Japanese rock musician (born 2000)

Yuto Miyazawa (宮澤佑門 Miyazawa Yūto, born 21 February 2000) is a Japanese rock musician.

==Biography==
Miyazawa was born on 21 February 2000, in Tokyo, and currently lives there with his parents. Miyazawa was named "The Youngest Professional Guitarist" by the Guinness World Records in August 2008.

Miyazawa has performed with numerous musicians including G. E. Smith, Les Paul, Galactic, Deep Banana Blackout and Ozzy Osbourne. He has appeared at Madison Square Garden, B. B. King's, Chris Noth and Rodeo Bar in New York City, and at the Gathering of the Vibes festival.

In May 2009, Miyazawa appeared on The Ellen DeGeneres Show, where he performed "Crazy Train" playing guitar and singing lead vocals. He named his musical idols as Ozzy Osbourne and Randy Rhoads, and showed his guitar to be an official Rhoads edition polka-dot Flying V. After the performance, Ozzy Osbourne came on stage to give words of encouragement and awarded him with a signed plaque of Osbourne and Rhoads performing at a concert. Miyazawa appeared on stage at BlizzCon 2009 with Osbourne to play "Crazy Train" as the first encore performance. In 2010, Miyazawa came back on The Ellen DeGeneres Show and played "Paranoid." He also played "Crazy Train" with Osbourne at Ozzfest 2010.

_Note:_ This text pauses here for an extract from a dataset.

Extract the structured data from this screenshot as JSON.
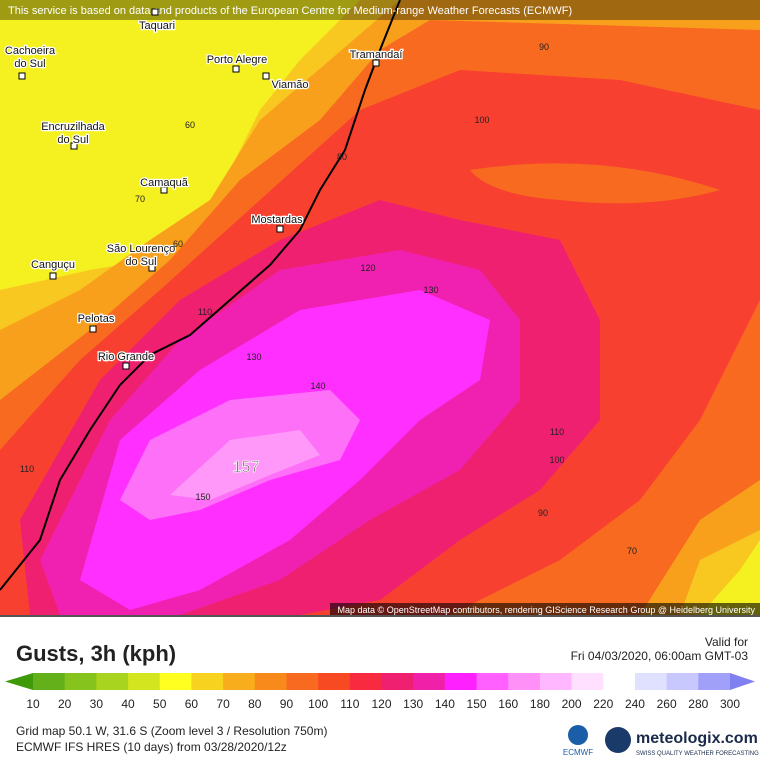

In 2012, Miyazawa joined rock band, The Robotix, with other young musicians including Logan Robot Gladden, Angelina Baez, Brendan James, Jared Devino and Jon Casel.

From 2018 to 2022c Miyazawa attended Carleton College. There, he played for several student bands, most notably The Beans of Production, known for their rendition of “Dancing in the Moonlight.”